Background
We recently refactored instrument configs fetching to make updating configs asynchronous which is riding the train this week.
Also this week, Moderator Tools is running a logged-in experiment that is scheduled to start 2025-08-06.
Description
There are a few steps we need to sequence in order to make sure events are not dropped for our partner product team as we transition from the previous method of instrument configs fetching to the asynchronous new way.

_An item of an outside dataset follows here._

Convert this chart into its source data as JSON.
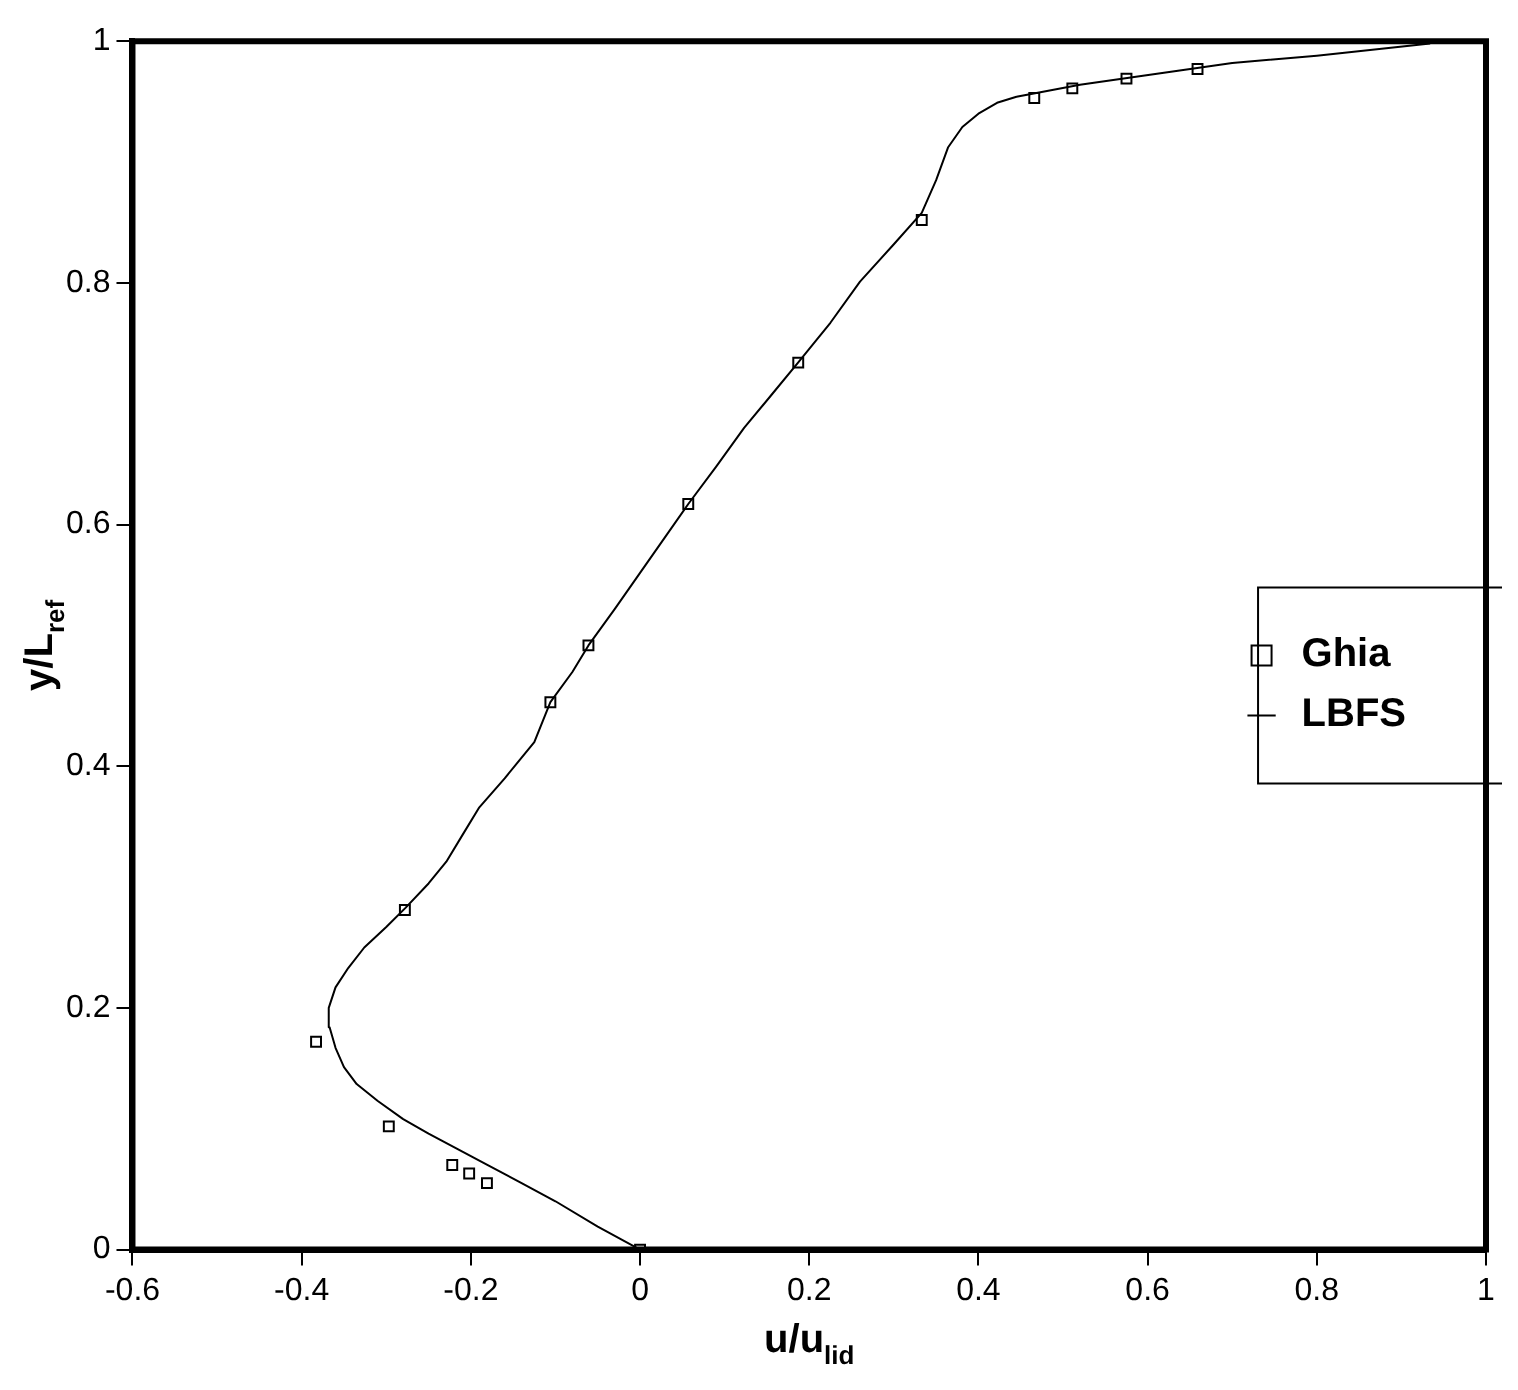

Here are a few things to keep in mind as we make a rollout plan:
- The wikis in the Moderator Tools experiment are all group2 wikis - the train cut for this group is 2025-08-07 UTC 18:00
- The asynchronous instrument configs fetching patch was merged on 2025-07-30 and will ride the train this week - it will roll out to group2 wikis on 2025-08-07 UTC 18:00
- The asynchronous instrument configs fetching patch requires a puppet change to be deployed that runs a periodic maintenance script to update configs
- The puppet change needs to be deployed by an SRE << and this deployment needs to be scheduled after the asynchronous instrument configs patch rolls out to group2 because it relies on code in the master branch.
- In order to pre-empt not having data loss for the Moderator Tools experiment, we need to deploy a config patch to include the group2 wikis in $wgMetricsPlatformEnableExperimentConfigsFetching to ensure data collection for the current (old) way of configs fetching and because the xLab onBeforeInitialize hook checks for this config var before calling updateExperimentConfigs(). If we deploy this config change on 2025-08-06 before the asynchronous patch goes to group2 on 2025-08-07, the Moderator Tools experiment's data collection should in theory be seamless - old way uses one set of cache keys while the asynchronous new way uses a different set of cache keys.
- Ideally, because of deployment synchronization issues, let's inquire with Moderator Tools to see if we can punt the start date to 2025-08-11
Rollout Plan:
- Deploy the puppet patch after the asynchronous instrument configs fetching patch is on production i.e. after 2025-08-07 UTC 18:00
Test Plan:
- run a logged-in experiment on any wiki
- verify data collection looks good
In theory, there should not be data loss for the Moderator Tools logged-in experiment based on reviewing the code path for updating configs as long as the correct config vars are in production.